Федерико Гарсиа Лорка - Стихотворения. Проза. Театр (сборник)
Гранада создана для музыки, потому что это пленный город, заточенный в горах, город, где мелодию шлифуют, хоронят и длят стены и скалы. Музыка – наследие городов замкнутых. Севилья, и Малага, и Кадис ускользают через портовые ворота, у Гранады же нет иного выхода, кроме надмирной звездной гавани. Она затворница, чуткая к ритмам и отголоскам, – и сама как мелодия.
С наивысшей полнотой ее воплощает не поэзия, а музыка, торный путь в мистику. Поэтому она не драматична, как Севилья, город Дон Хуана, город любви, но лирична, и если Севилья торжествует в Лопе, и в Тирсо, и в Бомарше, и в Соррилье, и в прозе Беккера, то Гранада – это оркестр ее фонтанов, полных андалузской тоски, и виуэла Нарваэса, и Фалья, и Дебюсси. И если в Севилье человеческое господствует и за каждой стеной бродят Дон Педро и Дон Алонсо, и принц Октавий Неаполитанский, и Фигаро, и Маньяра, то в Гранаде одни призраки блуждают по двум ее заброшенным дворцам, и лихие шпоры становятся сонными муравьями, затерянными в бескрайности мраморного пола, любовная записка – горстью травы, а шпага – хрупкой мандолиной, которую решаются тронуть лишь пауки да соловьи.

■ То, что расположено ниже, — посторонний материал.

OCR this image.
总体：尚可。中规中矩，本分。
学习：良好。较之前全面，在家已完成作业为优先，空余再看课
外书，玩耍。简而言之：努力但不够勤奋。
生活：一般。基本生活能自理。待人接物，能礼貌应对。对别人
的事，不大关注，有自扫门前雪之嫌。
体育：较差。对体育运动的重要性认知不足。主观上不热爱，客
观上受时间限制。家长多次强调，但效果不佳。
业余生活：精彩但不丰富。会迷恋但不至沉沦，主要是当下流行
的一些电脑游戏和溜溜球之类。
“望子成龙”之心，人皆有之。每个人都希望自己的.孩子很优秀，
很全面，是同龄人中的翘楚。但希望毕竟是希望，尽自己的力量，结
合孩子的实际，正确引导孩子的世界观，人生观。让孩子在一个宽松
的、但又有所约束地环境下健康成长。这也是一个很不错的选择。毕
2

Мы в Гранаде, на исходе ноября. Пахнет горящей соломой, и уже загнивают груды палой листвы. Льет, и город безлюден. Но у Королевских ворот – несколько ларьков. Горы закутаны в тучи и словно впитали в себя всю поэзию Севера. Девушка из Армильи, или из Санта-Фе, или из Атарфе, служанка, берет в ларьке самбомбу и запевает песенку о четырех погонщиках:
Из четверых заречных
у той излуки
один на сером муле
мне горше муки.
Из четверых заречных
за тем затоном
быть одному – на сером —
моим законным.
Зачем огня ты просишь
у всей округи,
а у самой в ресницах
живые угли?
Это мелодия вильянсико, которая звучит по всей округе и которую гранадские мавры унесли с собой в Африку, где она доныне слышится в Тунисе и поется так. (Исполняется арабский вариант мелодии.)
О четырех погонщиках поют, подбрасывая в огонь солому, во всех окрестных селениях и в тех дальних, что венком оплетают горную гряду.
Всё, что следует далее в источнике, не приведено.